Darauf angesprochen hat die Klägerin zugegeben, die Raucherpausen nicht erfasst zu haben. Diese benötige sie als nikotinabhängige Raucherin allerdings auch. In Zukunft wolle sie nun alle Raucherpausen eintragen.
Die Arbeitgeberin kündigte der Arbeitnehmerin daraufhin fristlos, hilfsweise fristgerecht.
Einordnung des Gerichts
Wie auch das erstinstanzliche Arbeitsgericht Suhl erklärte das LAG Thüringen die außerordentliche Kündigung für unwirksam, die ordentliche Kündigung jedoch für wirksam.
Ein Arbeitszeitbetrug, bei dem ein Arbeitnehmer vortäuscht, für einen näher genannten Zeitraum seine Arbeitsleistung erbracht zu haben, obwohl dies tatsächlich nicht oder nicht in vollem Umfang der Fall ist, stelle eine besonders schwerwiegende Pflichtverletzung dar und erfülle an sich den Tatbestand des wichtigen Grundes im Sinne von § 626 Abs. 1 BGB. Eine außerordentliche Kündigung wäre hier also grundsätzlich möglich.

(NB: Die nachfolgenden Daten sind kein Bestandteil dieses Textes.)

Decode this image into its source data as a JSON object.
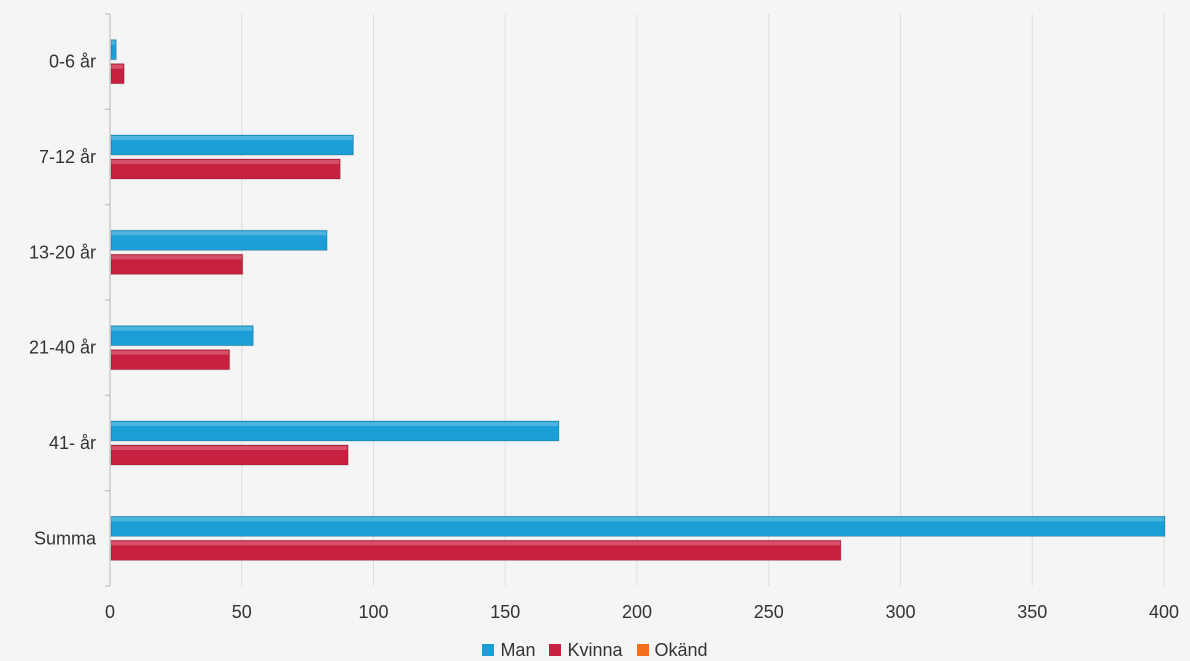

Dabei komme es auch nicht auf die strafrechtliche Würdigung, sondern auf den mit der Pflichtverletzung der korrekten Arbeitszeiterfassung verbundenen schweren Vertrauensbruch an.
Eine außerordentliche Kündigung sah das Arbeitsgericht im vorliegenden Fall allerdings als unverhältnismäßig an, da es der Arbeitgeberin wegen der von der Arbeitnehmerin gezeigten Einsicht in ihre Verfehlungen nicht unzumutbar gewesen sei, die Kündigungsfrist einzuhalten.
Die ordentliche Kündigung ist laut LAG Thüringen hingegen in diesem Fall auch ohne vorherige Mahnung wirksam, da der Klägerin durchaus bewusst war, dass sie Unrecht begeht und sie mit Blick auf den nicht unerheblichen Vermögensschaden und die strafrechtliche Relevanz des Arbeitszeitbetrugs davon ausgehen konnte, dass die Arbeitgeberin dies nicht hinnimmt und ihr kündigen werde. Anders wäre dies höchstens dann zu beurteilen, wenn die Verstöße vereinzelt über einen längeren Zeitraum verstreut gewesen wären, so bei einem früheren Urteil des LAG Hamm (LAG Hamm – Urt. v. 17.3.2011 – 8 Sa 1854/10).
Hinweise für die Praxis
Die unterlassene Aufzeichnung von Pausen bei einer vereinbarten Arbeitszeiterfassung stellt zumindest bei größerem Ausmaß einen Arbeitszeitbetrug dar, der neben strafrechtlichen Folgen auch zu einer außerordentlichen oder ordentlichen Kündigung führen kann.
Daran ändert sich auch nichts, wenn „wilde Raucherpausen“ im Betrieb so üblich sein sollten oder eine Nikotinsucht besteht.
In jedem Fall empfiehlt sich, klare Absprachen mit dem Arbeitgeber zu treffen und bei entsprechender Anweisung auch kleinere Pausen im Rahmen einer Zeiterfassung festzuhalten.